More details using unix time:
sort input.csv -o output.csv = 28 seconds
sort -t ',' -k1 input.csv -o output.csv = 28 seconds
sort -t ',' -k1,1 input.csv -o output.csv = 64 seconds
sort -t ',' -k1,1 -k2,2 input.csv -o output.csv = 194 seconds
sort -t ',' -k1,1 -k2,2 -k3,3 input.csv -o output.csv = 328 seconds
sort -t ',' -k1,1 -k2,2 -k3,3 -k4,4 input.csv -o output.csv = 483 seconds
sort -t ',' -k1,1 -k2,2 -k3,3 -k4,4 -k5,5 input.csv -o output.csv = 561 seconds
sort -t ',' -k1,1 -k2,2 -k3,3 -k4,4 -k5,5 -k6,6 input.csv -o output.csv = 660 seconds
I could theoretically move the temp directory to SSD, and/or split the file into 4 parts, sort them separately (in parallel) then merge the results, etc. But I'm hoping for something simpler since looks like sort is just picking a bad algorithm.
Any suggestions?
Testing Improvements using buffer-size:
With 2 keys I got a 5% improvement with 8, 20, 24 MB and best performance of 8% improvement with 16MB, but 6% worse with 128MB
With 6 keys I got a 5% improvement with 8, 20, 24 MB and best performance of 9% improvement with 16MB.
Testing improvements using dictionary order (just 1 run each):
sort -d --buffer-size=8M -t ',' -k1,1 -k2,2 input.csv -o output.csv = 235 seconds (21% worse)
sort -d --buffer-size=8M -t ',' -k1,1 -k2,2 input.csv -o ouput.csv = 232 seconds (21% worse)
conclusion: it makes sense that this would slow the process down, not useful
Testing with different file system on SSD - I can't do this on this server now.
Testing with code to consolidate adjacent keys:
def consolidate_keys(key_fields, key_types):
""" Inputs:
- key_fields - a list of numbers in quotes: ['1','2','3']
- key_types - a list of types of the key_fields: ['integer','string','integer']
Outputs:
- key_fields - a consolidated list: ['1,2','3']

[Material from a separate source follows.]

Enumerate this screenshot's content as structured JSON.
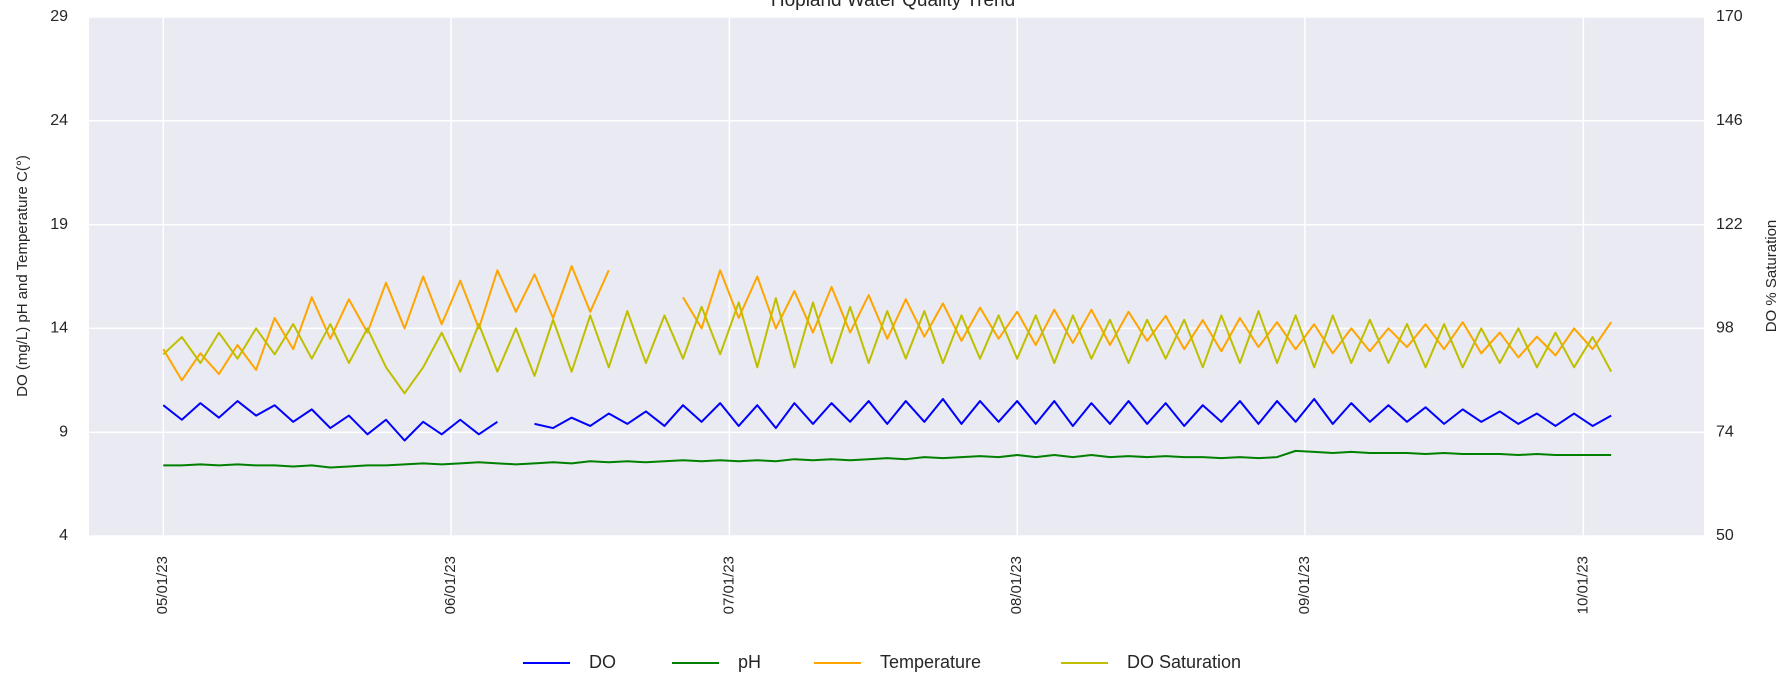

- key_types - a list of types of the consolidated list: ['string','integer']
"""
assert(len(key_fields) == len(key_types))
def get_min(val):
vals = val.split(',')
assert(len(vals) <= 2)
return vals[0]
def get_max(val):
vals = val.split(',')
assert(len(vals) <= 2)
return vals[len(vals)-1]
i = 0
while True:
try:
if ( (int(get_max(key_fields[i])) + 1) == int(key_fields[i+1])
and key_types[i] == key_types[i+1]):
key_fields[i] = '%s,%s' % (get_min(key_fields[i]), key_fields[i+1])
key_types[i] = key_types[i]
key_fields.pop(i+1)
key_types.pop(i+1)
continue
i = i+1
except IndexError:
break # last entry
return key_fields, key_types
While this code is just a work-around that'll only apply to cases in which I've got a contiguous set of keys - it speeds up the code by 95% in my worst case scenario.